Level 4 — System-Level Checks

# k3s control plane
kubectl get componentstatuses
# On master nodes:
systemctl status k3s

# Cilium (k3s)
kubectl -n kube-system exec ds/cilium -- cilium status
kubectl -n kube-system get pods -l k8s-app=cilium

# Resource pressure (both environments)
kubectl top nodes
kubectl top pods -A --sort-by=memory | head -20

# EKS cluster info
aws eks describe-cluster --name <cluster> --region <region>

Level 5 — Logs via Grafana (k3s)

Grafana: grafana.monitoring.ctz.fyi

Loki log queries:

{namespace="<ns>"}
{namespace="<ns>", app="<name>"} |= "error"
{namespace="<ns>"} | logfmt | level="error"

Mimir (metrics): Check CPU/memory graphs around the time of failure — spikes often correlate with OOMKills or throttling that don't appear in kubectl describe.

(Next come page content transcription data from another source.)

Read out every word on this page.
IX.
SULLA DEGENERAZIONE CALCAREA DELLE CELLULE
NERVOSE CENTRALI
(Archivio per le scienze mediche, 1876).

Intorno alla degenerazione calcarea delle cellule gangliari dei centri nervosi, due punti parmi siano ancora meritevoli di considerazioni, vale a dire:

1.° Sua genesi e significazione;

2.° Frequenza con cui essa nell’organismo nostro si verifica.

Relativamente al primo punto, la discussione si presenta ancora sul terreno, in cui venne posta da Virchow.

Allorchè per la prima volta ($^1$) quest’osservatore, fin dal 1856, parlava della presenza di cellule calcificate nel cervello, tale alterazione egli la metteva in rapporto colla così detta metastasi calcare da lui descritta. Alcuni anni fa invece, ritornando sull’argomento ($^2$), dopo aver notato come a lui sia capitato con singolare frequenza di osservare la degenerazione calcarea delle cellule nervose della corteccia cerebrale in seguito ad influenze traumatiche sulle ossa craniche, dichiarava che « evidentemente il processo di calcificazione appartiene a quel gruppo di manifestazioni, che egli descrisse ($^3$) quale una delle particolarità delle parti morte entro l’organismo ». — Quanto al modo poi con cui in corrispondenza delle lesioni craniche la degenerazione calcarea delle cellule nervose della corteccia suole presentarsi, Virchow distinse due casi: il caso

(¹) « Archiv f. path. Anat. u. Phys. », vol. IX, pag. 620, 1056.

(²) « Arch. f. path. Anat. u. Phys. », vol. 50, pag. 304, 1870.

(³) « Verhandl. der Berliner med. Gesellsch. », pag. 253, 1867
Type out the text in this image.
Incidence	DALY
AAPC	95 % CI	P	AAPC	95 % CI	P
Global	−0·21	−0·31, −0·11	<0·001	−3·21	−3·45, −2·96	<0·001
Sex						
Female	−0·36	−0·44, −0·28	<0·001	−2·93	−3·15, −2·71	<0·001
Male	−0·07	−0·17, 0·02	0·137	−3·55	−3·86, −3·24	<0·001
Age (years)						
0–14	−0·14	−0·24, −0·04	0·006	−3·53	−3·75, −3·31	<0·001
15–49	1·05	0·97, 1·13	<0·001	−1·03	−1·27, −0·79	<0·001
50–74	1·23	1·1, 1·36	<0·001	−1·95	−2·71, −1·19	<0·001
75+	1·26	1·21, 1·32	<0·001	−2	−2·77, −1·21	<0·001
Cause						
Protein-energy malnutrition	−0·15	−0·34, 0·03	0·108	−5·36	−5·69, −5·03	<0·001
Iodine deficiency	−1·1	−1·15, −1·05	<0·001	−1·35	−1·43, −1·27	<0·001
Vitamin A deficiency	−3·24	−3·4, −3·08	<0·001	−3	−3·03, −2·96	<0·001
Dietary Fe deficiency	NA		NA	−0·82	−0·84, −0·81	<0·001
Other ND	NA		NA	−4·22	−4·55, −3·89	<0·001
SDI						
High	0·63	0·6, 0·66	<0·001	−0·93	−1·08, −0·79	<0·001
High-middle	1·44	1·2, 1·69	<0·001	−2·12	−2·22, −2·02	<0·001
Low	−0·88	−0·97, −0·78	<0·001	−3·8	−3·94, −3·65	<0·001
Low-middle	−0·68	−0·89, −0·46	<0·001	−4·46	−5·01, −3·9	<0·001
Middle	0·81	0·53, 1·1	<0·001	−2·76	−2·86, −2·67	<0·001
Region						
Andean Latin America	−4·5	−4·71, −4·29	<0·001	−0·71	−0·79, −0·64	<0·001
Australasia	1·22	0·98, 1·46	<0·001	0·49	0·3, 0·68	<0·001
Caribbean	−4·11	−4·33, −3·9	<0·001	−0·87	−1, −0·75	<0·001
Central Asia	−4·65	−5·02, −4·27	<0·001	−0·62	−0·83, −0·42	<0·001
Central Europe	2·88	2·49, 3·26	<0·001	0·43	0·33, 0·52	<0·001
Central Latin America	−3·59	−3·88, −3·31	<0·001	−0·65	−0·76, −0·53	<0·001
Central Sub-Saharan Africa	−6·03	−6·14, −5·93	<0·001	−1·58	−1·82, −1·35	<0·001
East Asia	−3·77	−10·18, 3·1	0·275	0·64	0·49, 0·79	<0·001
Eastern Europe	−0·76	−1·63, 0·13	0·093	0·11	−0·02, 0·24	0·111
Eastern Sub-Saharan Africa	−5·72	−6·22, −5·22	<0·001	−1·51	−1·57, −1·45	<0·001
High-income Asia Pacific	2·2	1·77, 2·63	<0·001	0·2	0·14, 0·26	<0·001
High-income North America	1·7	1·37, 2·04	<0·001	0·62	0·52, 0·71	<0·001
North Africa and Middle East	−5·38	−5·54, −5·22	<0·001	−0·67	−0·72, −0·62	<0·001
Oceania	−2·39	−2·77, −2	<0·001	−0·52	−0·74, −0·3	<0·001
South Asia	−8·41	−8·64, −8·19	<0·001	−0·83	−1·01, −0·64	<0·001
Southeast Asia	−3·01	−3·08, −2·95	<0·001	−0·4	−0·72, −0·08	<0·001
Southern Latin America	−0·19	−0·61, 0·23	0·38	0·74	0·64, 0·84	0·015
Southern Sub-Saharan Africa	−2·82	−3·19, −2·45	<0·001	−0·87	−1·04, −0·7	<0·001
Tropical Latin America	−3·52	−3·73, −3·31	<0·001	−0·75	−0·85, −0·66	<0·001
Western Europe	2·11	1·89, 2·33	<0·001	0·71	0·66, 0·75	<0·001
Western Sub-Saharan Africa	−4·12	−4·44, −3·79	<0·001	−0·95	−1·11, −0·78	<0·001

Live Debugging Inside a Container

kubectl exec -it <pod> -n <ns> -- /bin/sh
# or if bash available:
kubectl exec -it <pod> -n <ns> -- bash
# multi-container:
kubectl exec -it <pod> -n <ns> -c <container> -- /bin/sh

Use for: verifying env vars, testing connectivity (curl, wget, nslookup), checking mounted files.


Restart vs Dig Deeper

Restart first when:

  • Pod is in unknown/evicted state with no clear cause
  • You've already identified the root cause and fixed it
  • OOMKilled and you're about to bump memory limits

Dig deeper first when:

  • CrashLoopBackOff with no obvious cause (logs will be lost on restart)
  • Data loss risk
  • Same pod keeps restarting after restart → there's a real problem, not a transient one
  • Multiple pods affected → likely systemic, not pod-specific

Never restart ArgoCD-managed resources directly — ArgoCD will re-sync to desired state. Fix the underlying cause (secret, config, image) and let ArgoCD reconcile, or trigger a manual sync.